Kasisto raises Series C extension for digital assistants services

Kasisto raises Series C extension for digital assistants services

Kasisto, which is automating banking experiences, has raised $15.5m in its Series C extension round, which was led by Fidelity Information Services and Westpac Banking Corporation.

Also joining the extension was BankSouth, a US Community Bank in Georgia and an early adopter of Kasisto’s KAI platform. The extra capital brings the Series C total to $31m.

Kasisto, which is headquartered in New York, claims to be the industry leader in conversational AI, and its KAI platform supports intelligent and financially savvy digital assistants in the financial services industry.

This fresh funding will enable Kasisto to bolster its product development, continue strategic go-to-market initiatives and expand its partnerships with top financial services providers.

Westpac Group customer services and technology executive Scott Collary said, “The cycles of innovation are getting faster, and so are the needs and expectations of our customers who want quick, intuitive and personalised service.

“Kasisto’s technology has enabled us to evolve from traditional chatbots to a sophisticated, human-like conversational experience, unified for the first time under a single AI orchestration platform. This means customer queries will be answered more efficiently with reduced wait times and fewer hand-offs.”

Australian bank Westpac has also collaborated with Kasisto to apply AI orchestration technology that routes customer requests to the most knowledgeable digital assistant.

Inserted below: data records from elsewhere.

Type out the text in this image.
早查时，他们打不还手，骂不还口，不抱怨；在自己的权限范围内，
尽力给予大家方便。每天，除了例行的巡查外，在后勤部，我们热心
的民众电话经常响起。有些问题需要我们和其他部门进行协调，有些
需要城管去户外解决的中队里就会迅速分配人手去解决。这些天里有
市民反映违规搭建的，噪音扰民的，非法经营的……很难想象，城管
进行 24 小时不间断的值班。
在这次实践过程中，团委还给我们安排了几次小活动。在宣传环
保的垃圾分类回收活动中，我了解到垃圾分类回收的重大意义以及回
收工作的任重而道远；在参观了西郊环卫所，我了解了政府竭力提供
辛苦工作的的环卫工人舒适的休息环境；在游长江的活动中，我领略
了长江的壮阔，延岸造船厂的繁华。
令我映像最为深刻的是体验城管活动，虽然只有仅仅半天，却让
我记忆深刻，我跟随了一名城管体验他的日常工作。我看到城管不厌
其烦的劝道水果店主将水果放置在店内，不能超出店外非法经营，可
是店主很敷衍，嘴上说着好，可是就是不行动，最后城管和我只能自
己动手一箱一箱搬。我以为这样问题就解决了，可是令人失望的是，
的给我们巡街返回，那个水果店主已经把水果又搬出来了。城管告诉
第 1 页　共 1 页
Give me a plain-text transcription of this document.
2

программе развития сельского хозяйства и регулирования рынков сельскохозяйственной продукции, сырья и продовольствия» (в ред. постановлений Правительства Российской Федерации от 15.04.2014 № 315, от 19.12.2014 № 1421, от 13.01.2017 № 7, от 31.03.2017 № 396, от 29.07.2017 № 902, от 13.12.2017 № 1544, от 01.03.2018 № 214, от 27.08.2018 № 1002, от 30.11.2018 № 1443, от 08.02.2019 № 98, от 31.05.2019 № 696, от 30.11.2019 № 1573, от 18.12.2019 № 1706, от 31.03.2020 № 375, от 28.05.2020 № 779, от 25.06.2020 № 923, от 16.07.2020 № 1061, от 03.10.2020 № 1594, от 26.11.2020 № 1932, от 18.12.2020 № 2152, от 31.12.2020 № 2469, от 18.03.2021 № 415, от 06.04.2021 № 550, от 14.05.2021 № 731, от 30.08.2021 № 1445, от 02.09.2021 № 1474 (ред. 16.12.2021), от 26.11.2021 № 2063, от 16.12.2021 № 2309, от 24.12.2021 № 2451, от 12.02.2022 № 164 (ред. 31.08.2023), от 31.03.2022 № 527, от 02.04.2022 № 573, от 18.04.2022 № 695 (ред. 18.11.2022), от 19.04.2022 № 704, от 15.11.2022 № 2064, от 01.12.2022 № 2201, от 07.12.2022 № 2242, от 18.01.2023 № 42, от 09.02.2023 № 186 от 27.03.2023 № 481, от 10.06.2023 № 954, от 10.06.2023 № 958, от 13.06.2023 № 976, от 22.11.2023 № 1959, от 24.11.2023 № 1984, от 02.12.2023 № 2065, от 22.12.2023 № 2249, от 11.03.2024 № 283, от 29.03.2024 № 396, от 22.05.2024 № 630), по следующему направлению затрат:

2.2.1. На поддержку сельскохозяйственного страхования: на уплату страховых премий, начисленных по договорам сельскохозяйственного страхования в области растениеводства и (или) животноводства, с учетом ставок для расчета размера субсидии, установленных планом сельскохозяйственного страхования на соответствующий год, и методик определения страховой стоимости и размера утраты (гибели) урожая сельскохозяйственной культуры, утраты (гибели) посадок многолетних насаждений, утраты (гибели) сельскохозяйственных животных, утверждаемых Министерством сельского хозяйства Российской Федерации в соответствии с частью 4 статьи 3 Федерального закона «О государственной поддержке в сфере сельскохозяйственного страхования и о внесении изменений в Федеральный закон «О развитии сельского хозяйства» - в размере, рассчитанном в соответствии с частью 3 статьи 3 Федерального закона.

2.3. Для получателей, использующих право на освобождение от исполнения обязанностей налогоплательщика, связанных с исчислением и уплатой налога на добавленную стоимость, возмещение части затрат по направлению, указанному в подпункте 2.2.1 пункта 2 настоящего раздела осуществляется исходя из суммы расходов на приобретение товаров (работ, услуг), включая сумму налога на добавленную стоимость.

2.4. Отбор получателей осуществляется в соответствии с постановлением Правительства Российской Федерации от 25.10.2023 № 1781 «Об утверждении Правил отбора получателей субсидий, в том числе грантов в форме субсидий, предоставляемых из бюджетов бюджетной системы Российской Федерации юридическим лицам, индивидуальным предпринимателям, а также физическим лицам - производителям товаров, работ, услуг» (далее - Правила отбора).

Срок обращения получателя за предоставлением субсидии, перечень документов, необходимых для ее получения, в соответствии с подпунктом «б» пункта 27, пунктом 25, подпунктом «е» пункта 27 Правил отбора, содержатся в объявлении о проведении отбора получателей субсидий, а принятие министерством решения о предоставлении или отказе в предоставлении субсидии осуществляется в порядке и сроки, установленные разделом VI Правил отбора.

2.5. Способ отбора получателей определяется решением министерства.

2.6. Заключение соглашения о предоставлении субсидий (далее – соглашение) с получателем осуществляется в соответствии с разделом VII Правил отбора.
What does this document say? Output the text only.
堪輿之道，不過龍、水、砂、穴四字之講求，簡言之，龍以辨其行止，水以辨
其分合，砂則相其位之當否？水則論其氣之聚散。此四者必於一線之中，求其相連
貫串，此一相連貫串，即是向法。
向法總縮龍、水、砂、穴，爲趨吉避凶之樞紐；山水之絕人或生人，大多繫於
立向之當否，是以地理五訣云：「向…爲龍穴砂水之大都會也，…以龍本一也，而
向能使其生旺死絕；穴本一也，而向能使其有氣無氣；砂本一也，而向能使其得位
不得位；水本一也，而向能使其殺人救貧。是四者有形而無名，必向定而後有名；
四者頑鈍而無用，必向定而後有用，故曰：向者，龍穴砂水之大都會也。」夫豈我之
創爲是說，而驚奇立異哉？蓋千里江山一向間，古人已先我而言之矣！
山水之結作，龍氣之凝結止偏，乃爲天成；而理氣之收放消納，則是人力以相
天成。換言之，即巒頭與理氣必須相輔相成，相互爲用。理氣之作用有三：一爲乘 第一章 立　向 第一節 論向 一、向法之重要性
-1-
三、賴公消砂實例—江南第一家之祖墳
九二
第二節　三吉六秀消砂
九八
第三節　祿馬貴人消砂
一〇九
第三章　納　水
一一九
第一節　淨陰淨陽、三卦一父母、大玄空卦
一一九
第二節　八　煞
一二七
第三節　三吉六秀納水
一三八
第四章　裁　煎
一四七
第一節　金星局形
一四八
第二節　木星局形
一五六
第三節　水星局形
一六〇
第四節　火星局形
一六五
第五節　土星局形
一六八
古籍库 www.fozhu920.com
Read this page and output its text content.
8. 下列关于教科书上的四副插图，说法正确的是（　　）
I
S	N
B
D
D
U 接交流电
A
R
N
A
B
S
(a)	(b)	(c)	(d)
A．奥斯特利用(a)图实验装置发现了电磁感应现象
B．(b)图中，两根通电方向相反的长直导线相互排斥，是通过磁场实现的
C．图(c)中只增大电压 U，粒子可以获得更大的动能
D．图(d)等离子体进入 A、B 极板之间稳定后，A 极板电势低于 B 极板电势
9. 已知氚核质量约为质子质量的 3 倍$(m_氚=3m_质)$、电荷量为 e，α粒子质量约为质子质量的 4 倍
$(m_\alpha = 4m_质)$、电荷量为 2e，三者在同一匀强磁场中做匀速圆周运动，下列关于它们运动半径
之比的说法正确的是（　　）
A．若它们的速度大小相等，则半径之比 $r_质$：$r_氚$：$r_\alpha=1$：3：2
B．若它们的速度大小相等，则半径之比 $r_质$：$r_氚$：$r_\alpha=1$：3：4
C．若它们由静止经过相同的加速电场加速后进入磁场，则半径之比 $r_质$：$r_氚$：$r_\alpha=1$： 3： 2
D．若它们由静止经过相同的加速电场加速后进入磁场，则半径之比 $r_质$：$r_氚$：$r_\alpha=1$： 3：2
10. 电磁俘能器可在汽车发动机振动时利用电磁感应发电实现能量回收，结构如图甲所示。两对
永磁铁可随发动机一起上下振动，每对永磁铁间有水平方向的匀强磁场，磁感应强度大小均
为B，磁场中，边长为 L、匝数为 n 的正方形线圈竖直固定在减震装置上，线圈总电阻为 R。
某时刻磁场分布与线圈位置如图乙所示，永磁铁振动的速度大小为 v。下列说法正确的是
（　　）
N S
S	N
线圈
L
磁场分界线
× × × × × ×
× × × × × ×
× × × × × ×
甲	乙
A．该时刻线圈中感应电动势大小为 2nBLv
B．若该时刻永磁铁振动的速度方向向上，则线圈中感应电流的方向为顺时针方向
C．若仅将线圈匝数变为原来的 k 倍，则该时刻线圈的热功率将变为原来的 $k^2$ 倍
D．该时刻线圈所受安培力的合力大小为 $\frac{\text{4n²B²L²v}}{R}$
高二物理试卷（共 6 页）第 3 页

BankSouth chairman and CEO Harold Reynolds said, “The more we work with this robust platform, the deeper and richer the experience has become for our customers. We fully expect that our highly personalised, digital assistant provided by KAI will be an increasingly integral component of our customers’ banking experience, and this investment in Kasisto demonstrates our commitment to making that happen.”

Earlier in the year, Westpac was hit with a $40m fine after it was found to have charged fees to over 11,800 deceased individuals.